"D'abord la tête et le physique, la technique vient après" : comment l'Italie a révolutionné sa formation pour créer des champions de tennis
Deux Italiens sont en demi-finale de Roland Garros. Jannik Sinner (n°1 mondial) face à Novak Djokovic et et Lorenzo Musetti (n°7) contre Carlos Alcaraz. Objectif : une victoire qui échappe aux joueurs transalpins depuis 50 ans. L'Italie n'a jamais été aussi bien placée pour y arriver.
Deux Italiens dans le dernier carré. Jannik Sinner, numéro 1 mondial, défie Novak Djokovic à Roland-Garros, vendredi 6 juin, quelques heures après une première demi-finale opposant le tenant du titre Carlos Alcaraz à l'outsider italien Lorenzo Musetti.
Claudio Panatta est le frère du dernier vainqueur italien de Roland-Garros. Il est aussi le directeur du Tennis club Parioli, une des pépinières de talents italiens dans le nord de Rome. Il a le sourire : "On n'a jamais connu ça ! Le numéro 1 mondial (Sinner), Musetti en demi-finale à Roland Garros, l'équipe de coupe Davis gagne le trophée deux fois de suite... Et les filles sont très fortes aussi : Paolini dans les dix premières joueuses du monde, elles gagnent en double, elles gagnent en mixte... Mieux, je ne crois pas que ce soit possible."
"Il y a eu la période des Suédois, des Australiens, des Américains et maintenant c'est notre tour. C'est un motif d'orgueil et de plaisir."

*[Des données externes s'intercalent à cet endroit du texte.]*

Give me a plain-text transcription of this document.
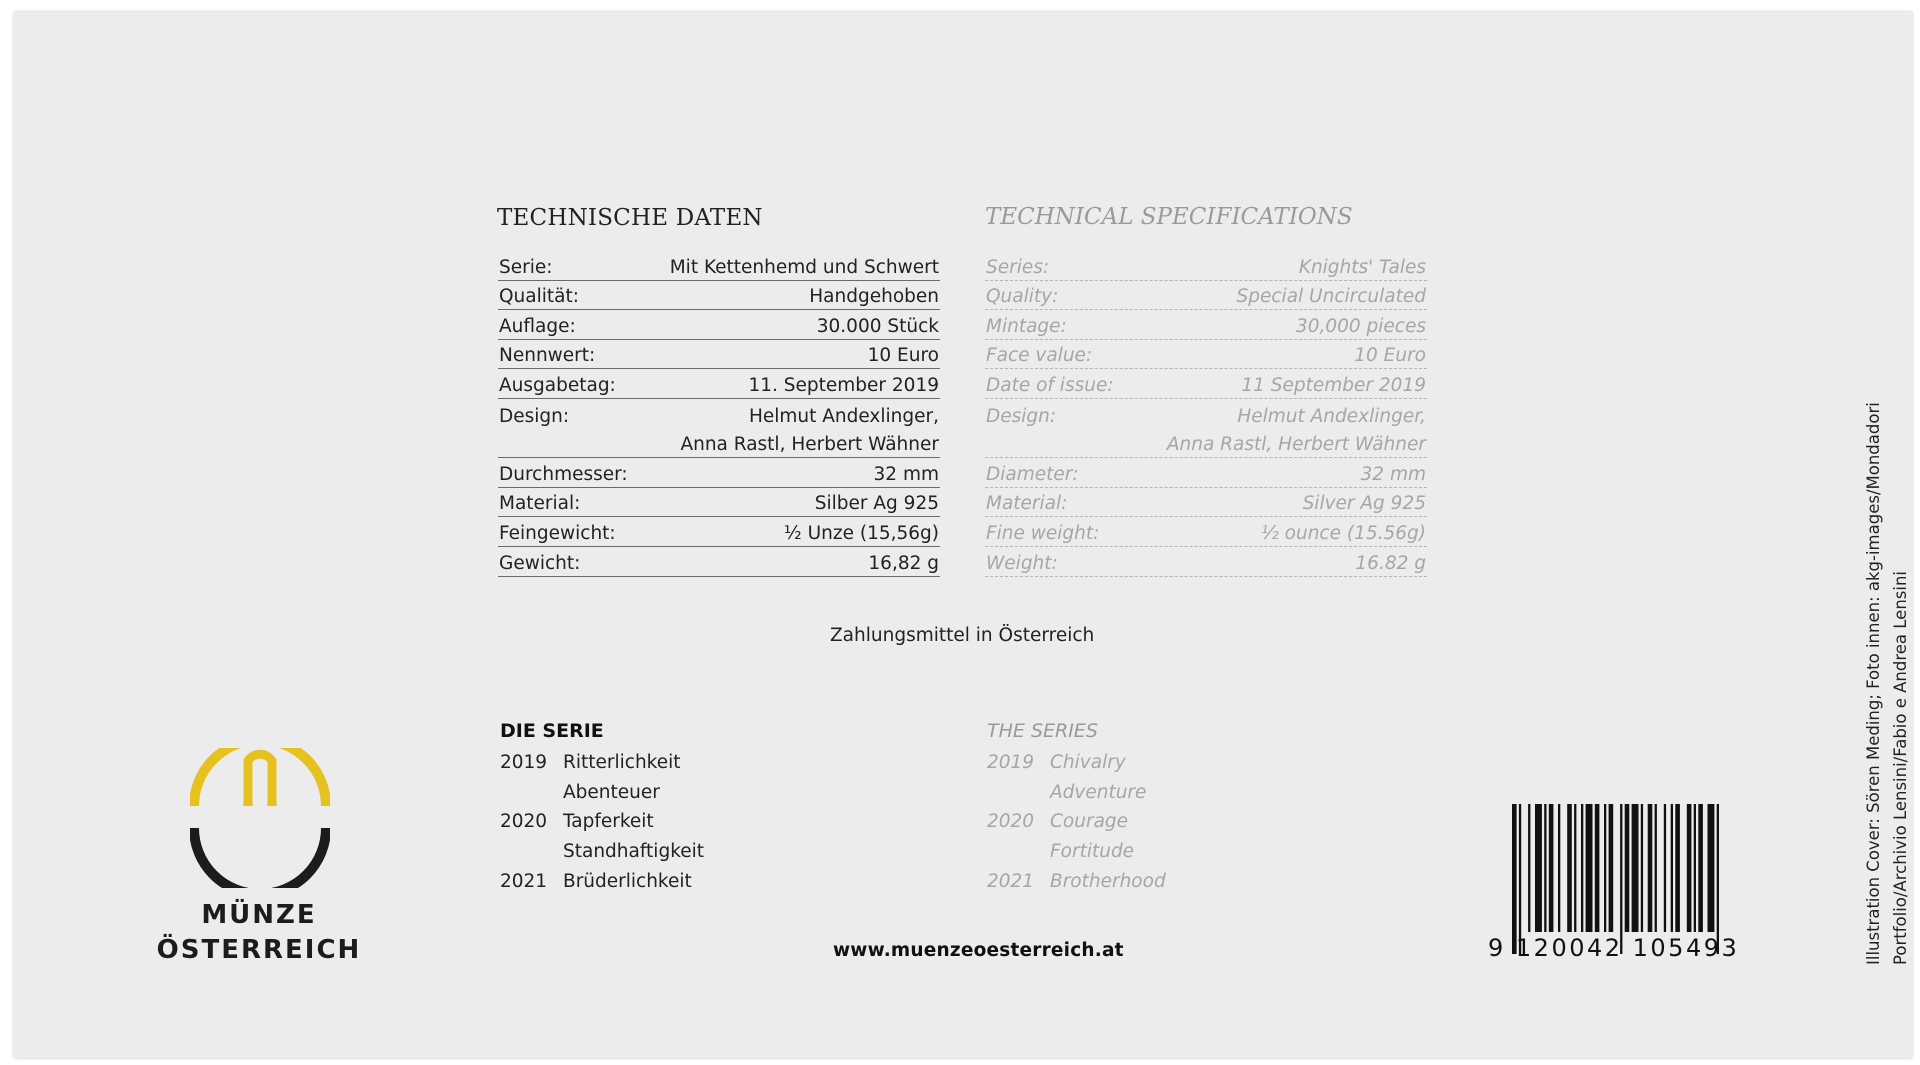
TECHNISCHE DATEN	TECHNICAL SPECIFICATIONS
Serie:	Mit Kettenhemd und Schwert
Qualität:	Handgehoben
Auflage:	30.000 Stück
Nennwert:	10 Euro
Ausgabetag:	11. September 2019
Design:	Helmut Andexlinger,
Anna Rastl, Herbert Wähner
Durchmesser:	32 mm
Material:	Silber Ag 925
Feingewicht:	½ Unze (15,56g)
Gewicht:	16,82 g
Series:	Knights' Tales
Quality:	Special Uncirculated
Mintage:	30,000 pieces
Face value:	10 Euro
Date of issue:	11 September 2019
Design:	Helmut Andexlinger,
Anna Rastl, Herbert Wähner
Diameter:	32 mm
Material:	Silver Ag 925
Fine weight:	½ ounce (15.56g)
Weight:	16.82 g
Zahlungsmittel in Österreich
DIE SERIE	THE SERIES
2019 Ritterlichkeit
Abenteuer
2020 Tapferkeit
Standhaftigkeit
2021 Brüderlichkeit
2019 Chivalry
Adventure
2020 Courage
Fortitude
2021 Brotherhood
MÜNZE
ÖSTERREICH	www.muenzeoesterreich.at	9 120042 105493	Illustration Cover: Sören Meding; Foto innen: akg-images/Mondadori Portfolio/Archivio Lensini/Fabio e Andrea Lensini
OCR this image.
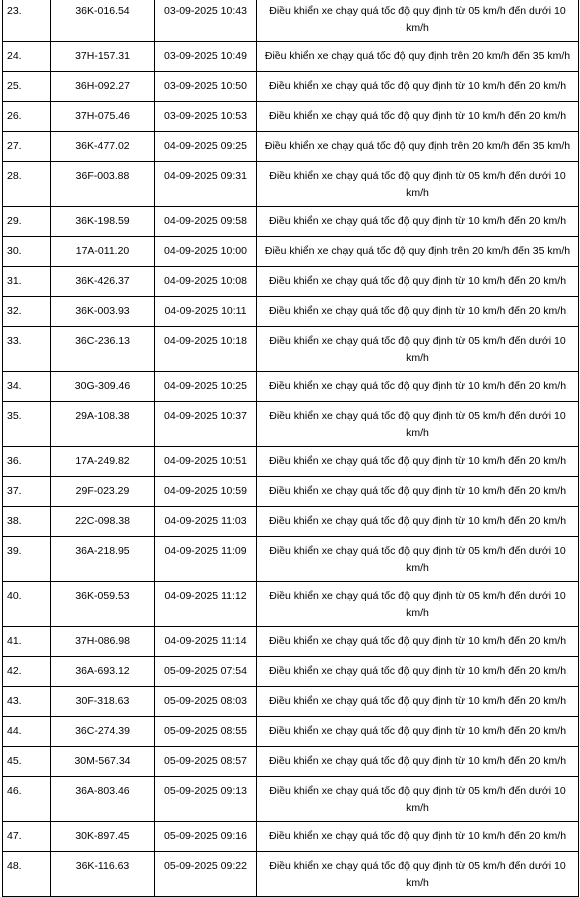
23.	36K-016.54	03-09-2025 10:43	Điều khiển xe chạy quá tốc độ quy định từ 05 km/h đến dưới 10 km/h
24.	37H-157.31	03-09-2025 10:49	Điều khiển xe chạy quá tốc độ quy định trên 20 km/h đến 35 km/h
25.	36H-092.27	03-09-2025 10:50	Điều khiển xe chạy quá tốc độ quy định từ 10 km/h đến 20 km/h
26.	37H-075.46	03-09-2025 10:53	Điều khiển xe chạy quá tốc độ quy định từ 10 km/h đến 20 km/h
27.	36K-477.02	04-09-2025 09:25	Điều khiển xe chạy quá tốc độ quy định trên 20 km/h đến 35 km/h
28.	36F-003.88	04-09-2025 09:31	Điều khiển xe chạy quá tốc độ quy định từ 05 km/h đến dưới 10 km/h
29.	36K-198.59	04-09-2025 09:58	Điều khiển xe chạy quá tốc độ quy định từ 10 km/h đến 20 km/h
30.	17A-011.20	04-09-2025 10:00	Điều khiển xe chạy quá tốc độ quy định trên 20 km/h đến 35 km/h
31.	36K-426.37	04-09-2025 10:08	Điều khiển xe chạy quá tốc độ quy định từ 10 km/h đến 20 km/h
32.	36K-003.93	04-09-2025 10:11	Điều khiển xe chạy quá tốc độ quy định từ 10 km/h đến 20 km/h
33.	36C-236.13	04-09-2025 10:18	Điều khiển xe chạy quá tốc độ quy định từ 05 km/h đến dưới 10 km/h
34.	30G-309.46	04-09-2025 10:25	Điều khiển xe chạy quá tốc độ quy định từ 10 km/h đến 20 km/h
35.	29A-108.38	04-09-2025 10:37	Điều khiển xe chạy quá tốc độ quy định từ 05 km/h đến dưới 10 km/h
36.	17A-249.82	04-09-2025 10:51	Điều khiển xe chạy quá tốc độ quy định từ 10 km/h đến 20 km/h
37.	29F-023.29	04-09-2025 10:59	Điều khiển xe chạy quá tốc độ quy định từ 10 km/h đến 20 km/h
38.	22C-098.38	04-09-2025 11:03	Điều khiển xe chạy quá tốc độ quy định từ 10 km/h đến 20 km/h
39.	36A-218.95	04-09-2025 11:09	Điều khiển xe chạy quá tốc độ quy định từ 05 km/h đến dưới 10 km/h
40.	36K-059.53	04-09-2025 11:12	Điều khiển xe chạy quá tốc độ quy định từ 05 km/h đến dưới 10 km/h
41.	37H-086.98	04-09-2025 11:14	Điều khiển xe chạy quá tốc độ quy định từ 10 km/h đến 20 km/h
42.	36A-693.12	05-09-2025 07:54	Điều khiển xe chạy quá tốc độ quy định từ 10 km/h đến 20 km/h
43.	30F-318.63	05-09-2025 08:03	Điều khiển xe chạy quá tốc độ quy định từ 10 km/h đến 20 km/h
44.	36C-274.39	05-09-2025 08:55	Điều khiển xe chạy quá tốc độ quy định từ 10 km/h đến 20 km/h
45.	30M-567.34	05-09-2025 08:57	Điều khiển xe chạy quá tốc độ quy định từ 10 km/h đến 20 km/h
46.	36A-803.46	05-09-2025 09:13	Điều khiển xe chạy quá tốc độ quy định từ 05 km/h đến dưới 10 km/h
47.	30K-897.45	05-09-2025 09:16	Điều khiển xe chạy quá tốc độ quy định từ 10 km/h đến 20 km/h
48.	36K-116.63	05-09-2025 09:22	Điều khiển xe chạy quá tốc độ quy định từ 05 km/h đến dưới 10 km/h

Claudio Panattaà franceinfo
De fait, avec neuf joueurs dans les 100 meilleurs mondiaux, l'Italie est devenue en quelques années seulement une puissance majeure du tennis masculin. Mais quelle est sa recette ? À Rome, dans l'un des clubs les plus réputés du pays, la vérité semble à portée de balle. Fabrizio Fanucci y entraîne ce jour-là deux espoirs du tennis club Parioli.
"Cela permet de suivre en permanence beaucoup plus de jeunes qu'avant"
Ces dernières années, ce coach d’élite assure avoir vu beaucoup de changements dans la formation des joueurs. A commencer par la fin de l'obsession pour la technique. "D'abord la tête et le physique. La technique vient après. Tous peuvent l'acquérir. Ce qui fait la différence, c'est le mental et le physique", assure-t-il.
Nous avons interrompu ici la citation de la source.